賢い中国をあなどるな

出口 そうです。僕は、中国は共産党支配の国ではないと思っているのです。
 中国は科挙以来のエリート官僚の支配する国です。
 共産党の若いエリートはかなり勉強していて、人格者も多いので、他の国とは「大局観」が違います。
 僕は1995年から3年間、保険の仕事で中国政府と直接ネゴ(交渉)をしていて、毎月、北京、上海に通っていたのですが、仲よくなってきたら、酒を飲んで、英語でなんでもいい合えました。
「数年前にソ連が壊れたよね。中国は何年ぐらいで壊れるの?」
と聞いたら、共産党の若い幹部は、
「出口さん、なんでソ連が壊れたか、その理由を何も知らないんだね」
と返してくる。
 こちらも負けずに、
「いや、知っているよ。やっぱり共産主義という考え方自体がマーケットメカニズムに合わないんだよね。
 人間が賢かったら共産主義でもいいんだけれど、人間はアホなので、計画経済では市場はうまくコントロールできないんだよね」
といったら、
「それは違う」
というのです。向こうがいうには、
「ロシアが壊れたのは、読む本がなかったからだ。ドストエフスキーなど文学は多少あったけれど、歴史が浅く、長い間、モンゴルに占領されていた。たかだか国としてはが400〜500年くらいの歴史しかない。だから読む本がなかったのだ。

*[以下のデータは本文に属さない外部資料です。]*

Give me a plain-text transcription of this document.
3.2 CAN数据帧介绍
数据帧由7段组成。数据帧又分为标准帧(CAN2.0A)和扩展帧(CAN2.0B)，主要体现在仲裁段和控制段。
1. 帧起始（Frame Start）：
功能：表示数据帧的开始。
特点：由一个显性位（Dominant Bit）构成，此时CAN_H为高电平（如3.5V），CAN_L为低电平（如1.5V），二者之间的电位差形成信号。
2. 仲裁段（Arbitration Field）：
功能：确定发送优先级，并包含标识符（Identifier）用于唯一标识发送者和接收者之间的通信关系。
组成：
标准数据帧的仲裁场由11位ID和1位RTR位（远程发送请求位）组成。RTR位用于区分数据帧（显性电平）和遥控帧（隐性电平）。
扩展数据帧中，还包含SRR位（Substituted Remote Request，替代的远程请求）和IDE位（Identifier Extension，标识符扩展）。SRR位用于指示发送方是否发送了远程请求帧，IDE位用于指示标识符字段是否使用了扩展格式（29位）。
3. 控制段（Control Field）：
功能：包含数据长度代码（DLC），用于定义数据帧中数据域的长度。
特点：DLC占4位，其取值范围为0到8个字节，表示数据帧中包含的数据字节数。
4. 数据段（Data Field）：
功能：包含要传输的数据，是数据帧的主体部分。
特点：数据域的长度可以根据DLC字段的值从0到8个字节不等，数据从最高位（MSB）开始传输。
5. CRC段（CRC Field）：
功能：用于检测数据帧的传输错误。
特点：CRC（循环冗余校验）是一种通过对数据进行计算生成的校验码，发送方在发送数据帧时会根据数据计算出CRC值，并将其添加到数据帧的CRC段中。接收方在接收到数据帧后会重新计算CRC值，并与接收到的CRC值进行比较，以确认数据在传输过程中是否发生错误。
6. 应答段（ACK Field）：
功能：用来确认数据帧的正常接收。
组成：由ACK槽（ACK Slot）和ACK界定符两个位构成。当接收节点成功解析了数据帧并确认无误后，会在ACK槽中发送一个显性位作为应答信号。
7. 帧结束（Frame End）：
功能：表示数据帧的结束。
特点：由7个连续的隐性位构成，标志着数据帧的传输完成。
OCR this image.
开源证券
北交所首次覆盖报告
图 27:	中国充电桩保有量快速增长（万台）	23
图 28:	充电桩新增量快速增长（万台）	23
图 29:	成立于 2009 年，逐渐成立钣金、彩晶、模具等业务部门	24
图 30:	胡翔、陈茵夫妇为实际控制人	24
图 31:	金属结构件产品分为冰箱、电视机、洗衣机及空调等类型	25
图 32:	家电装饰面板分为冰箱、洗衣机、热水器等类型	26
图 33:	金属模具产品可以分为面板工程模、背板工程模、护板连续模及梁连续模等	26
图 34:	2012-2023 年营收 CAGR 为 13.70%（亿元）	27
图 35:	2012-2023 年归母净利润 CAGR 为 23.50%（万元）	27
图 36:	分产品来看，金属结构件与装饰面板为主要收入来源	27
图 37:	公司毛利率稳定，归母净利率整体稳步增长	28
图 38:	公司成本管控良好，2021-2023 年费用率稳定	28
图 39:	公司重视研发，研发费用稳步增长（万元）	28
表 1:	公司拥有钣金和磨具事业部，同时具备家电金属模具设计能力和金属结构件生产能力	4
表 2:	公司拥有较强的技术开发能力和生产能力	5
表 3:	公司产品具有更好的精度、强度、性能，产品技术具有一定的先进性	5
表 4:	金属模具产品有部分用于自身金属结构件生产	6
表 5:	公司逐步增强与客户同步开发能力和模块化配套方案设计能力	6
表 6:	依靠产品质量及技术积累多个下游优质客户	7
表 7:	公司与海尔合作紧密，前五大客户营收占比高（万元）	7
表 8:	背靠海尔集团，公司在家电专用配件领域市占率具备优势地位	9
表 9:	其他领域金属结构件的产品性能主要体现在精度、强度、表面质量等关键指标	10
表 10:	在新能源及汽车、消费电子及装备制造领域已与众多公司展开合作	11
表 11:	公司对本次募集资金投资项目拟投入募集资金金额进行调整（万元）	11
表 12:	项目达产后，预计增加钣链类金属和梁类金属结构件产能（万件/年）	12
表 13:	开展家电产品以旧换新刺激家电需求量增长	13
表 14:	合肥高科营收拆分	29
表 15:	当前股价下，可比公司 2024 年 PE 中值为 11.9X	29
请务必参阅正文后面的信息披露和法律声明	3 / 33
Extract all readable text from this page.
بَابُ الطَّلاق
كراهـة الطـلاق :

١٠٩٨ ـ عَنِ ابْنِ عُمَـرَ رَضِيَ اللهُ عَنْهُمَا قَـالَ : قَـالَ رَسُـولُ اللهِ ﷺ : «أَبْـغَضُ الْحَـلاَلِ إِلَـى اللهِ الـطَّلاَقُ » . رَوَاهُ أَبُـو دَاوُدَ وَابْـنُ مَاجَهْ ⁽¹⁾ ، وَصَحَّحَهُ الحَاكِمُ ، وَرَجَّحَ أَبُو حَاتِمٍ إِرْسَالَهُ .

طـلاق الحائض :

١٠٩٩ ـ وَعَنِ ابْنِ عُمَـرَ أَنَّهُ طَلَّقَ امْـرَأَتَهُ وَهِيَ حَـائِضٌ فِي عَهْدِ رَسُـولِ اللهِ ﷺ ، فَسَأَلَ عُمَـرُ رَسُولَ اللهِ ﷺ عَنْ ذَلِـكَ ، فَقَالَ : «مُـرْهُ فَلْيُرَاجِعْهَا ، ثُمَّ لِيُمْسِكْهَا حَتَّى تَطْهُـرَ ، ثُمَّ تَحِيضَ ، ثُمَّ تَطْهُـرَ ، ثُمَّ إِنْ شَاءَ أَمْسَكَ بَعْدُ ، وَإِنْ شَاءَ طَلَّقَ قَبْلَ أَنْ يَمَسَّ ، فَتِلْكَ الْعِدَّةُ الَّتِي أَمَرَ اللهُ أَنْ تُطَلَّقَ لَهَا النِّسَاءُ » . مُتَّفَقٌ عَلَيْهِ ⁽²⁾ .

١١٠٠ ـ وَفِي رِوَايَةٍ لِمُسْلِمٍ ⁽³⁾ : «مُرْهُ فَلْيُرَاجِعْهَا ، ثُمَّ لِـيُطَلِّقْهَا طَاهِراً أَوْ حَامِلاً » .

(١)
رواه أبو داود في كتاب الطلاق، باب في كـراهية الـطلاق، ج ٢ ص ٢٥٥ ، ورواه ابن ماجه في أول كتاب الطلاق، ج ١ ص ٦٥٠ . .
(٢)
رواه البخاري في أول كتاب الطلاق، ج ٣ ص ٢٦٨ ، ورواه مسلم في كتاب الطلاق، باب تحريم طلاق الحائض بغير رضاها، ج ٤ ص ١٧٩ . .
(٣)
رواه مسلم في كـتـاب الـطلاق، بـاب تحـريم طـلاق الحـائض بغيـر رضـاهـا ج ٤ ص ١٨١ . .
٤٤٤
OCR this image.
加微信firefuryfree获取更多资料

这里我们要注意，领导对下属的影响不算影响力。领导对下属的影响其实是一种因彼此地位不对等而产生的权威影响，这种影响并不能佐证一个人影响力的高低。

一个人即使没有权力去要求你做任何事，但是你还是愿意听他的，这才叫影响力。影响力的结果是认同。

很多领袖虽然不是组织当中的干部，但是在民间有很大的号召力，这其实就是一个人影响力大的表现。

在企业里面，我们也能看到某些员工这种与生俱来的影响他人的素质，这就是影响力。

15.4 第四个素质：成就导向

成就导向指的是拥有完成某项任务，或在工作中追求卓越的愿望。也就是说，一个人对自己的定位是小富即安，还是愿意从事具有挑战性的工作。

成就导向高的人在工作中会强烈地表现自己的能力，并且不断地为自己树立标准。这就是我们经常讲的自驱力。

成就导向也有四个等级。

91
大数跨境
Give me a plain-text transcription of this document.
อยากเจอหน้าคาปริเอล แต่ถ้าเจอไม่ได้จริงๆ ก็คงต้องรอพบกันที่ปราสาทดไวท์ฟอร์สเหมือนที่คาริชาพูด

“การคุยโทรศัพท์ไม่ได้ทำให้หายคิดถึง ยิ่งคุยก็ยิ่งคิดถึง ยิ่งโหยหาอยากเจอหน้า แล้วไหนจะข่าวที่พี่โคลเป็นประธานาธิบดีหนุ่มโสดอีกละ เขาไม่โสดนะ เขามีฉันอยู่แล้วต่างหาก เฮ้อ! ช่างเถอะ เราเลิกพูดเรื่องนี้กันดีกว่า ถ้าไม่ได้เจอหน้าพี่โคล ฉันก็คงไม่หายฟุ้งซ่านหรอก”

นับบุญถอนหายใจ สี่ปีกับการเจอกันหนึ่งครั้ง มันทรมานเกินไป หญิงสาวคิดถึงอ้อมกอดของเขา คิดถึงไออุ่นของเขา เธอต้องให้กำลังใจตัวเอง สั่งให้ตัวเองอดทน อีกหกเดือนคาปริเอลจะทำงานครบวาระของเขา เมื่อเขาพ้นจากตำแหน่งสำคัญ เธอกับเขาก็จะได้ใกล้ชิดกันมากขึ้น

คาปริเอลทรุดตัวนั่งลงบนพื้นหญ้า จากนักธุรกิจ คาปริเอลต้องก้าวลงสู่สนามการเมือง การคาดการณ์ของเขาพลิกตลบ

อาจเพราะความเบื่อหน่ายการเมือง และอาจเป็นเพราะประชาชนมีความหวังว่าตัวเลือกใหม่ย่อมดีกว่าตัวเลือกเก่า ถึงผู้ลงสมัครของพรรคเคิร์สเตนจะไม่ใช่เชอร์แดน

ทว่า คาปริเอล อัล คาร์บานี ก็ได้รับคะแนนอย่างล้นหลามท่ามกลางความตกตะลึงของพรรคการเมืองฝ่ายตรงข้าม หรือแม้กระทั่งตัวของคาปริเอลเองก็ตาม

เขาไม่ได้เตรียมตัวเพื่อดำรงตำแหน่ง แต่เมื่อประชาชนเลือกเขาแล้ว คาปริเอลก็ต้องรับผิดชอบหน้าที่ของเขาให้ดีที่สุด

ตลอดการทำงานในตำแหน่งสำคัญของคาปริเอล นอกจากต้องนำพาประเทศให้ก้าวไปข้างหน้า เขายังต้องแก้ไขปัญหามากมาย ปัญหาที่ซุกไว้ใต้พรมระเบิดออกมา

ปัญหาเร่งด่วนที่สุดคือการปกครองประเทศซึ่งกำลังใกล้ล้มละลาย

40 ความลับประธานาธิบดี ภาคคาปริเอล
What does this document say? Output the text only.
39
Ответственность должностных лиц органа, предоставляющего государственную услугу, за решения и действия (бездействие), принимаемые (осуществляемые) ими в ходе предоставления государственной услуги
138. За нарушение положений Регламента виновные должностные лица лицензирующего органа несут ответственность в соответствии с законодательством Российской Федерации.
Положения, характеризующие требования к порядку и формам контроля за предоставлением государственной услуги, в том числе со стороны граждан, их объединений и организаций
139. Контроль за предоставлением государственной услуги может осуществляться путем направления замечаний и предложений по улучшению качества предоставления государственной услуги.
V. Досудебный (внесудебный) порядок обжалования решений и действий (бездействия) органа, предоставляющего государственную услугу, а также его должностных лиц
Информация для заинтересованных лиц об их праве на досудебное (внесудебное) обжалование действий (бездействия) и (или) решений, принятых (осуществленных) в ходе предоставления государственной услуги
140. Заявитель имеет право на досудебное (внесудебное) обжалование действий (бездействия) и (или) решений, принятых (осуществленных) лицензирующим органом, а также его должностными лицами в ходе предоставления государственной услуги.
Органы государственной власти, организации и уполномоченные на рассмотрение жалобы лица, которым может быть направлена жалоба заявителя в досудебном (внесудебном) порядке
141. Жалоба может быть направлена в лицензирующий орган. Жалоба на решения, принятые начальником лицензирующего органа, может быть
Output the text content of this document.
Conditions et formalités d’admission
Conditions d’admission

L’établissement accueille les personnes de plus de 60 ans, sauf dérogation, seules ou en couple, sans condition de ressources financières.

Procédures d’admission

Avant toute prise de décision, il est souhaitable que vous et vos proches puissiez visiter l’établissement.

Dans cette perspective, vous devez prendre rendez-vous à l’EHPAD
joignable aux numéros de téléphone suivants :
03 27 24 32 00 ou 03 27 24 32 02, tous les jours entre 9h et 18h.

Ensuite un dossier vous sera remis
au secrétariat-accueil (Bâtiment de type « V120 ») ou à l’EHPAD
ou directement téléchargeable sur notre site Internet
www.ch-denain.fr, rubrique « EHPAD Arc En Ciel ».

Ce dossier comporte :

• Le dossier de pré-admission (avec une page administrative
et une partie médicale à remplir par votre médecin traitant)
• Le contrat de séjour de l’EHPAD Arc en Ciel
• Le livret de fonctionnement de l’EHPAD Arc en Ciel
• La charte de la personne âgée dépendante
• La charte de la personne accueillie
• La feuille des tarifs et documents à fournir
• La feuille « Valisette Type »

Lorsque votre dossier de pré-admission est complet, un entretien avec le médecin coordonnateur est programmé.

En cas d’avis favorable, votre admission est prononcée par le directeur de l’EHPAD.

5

 対する我々は4000年の統治の歴史を勉強している。つぶれるはずないじゃないか」
といって大笑いしていた。
 こういう賢さを持っている国が中国なのです。
 みなさん、あなどってはいけませんよ。
 日本の新聞雑誌メディアが悪いのですが、「中国は共産党支配でけしからん」という報道に終始し、実態を率直に見ていない。
 今の中国は超エリートの支配する管理大国、科学技術大国です。

――よくわかりました。ありがとうございました。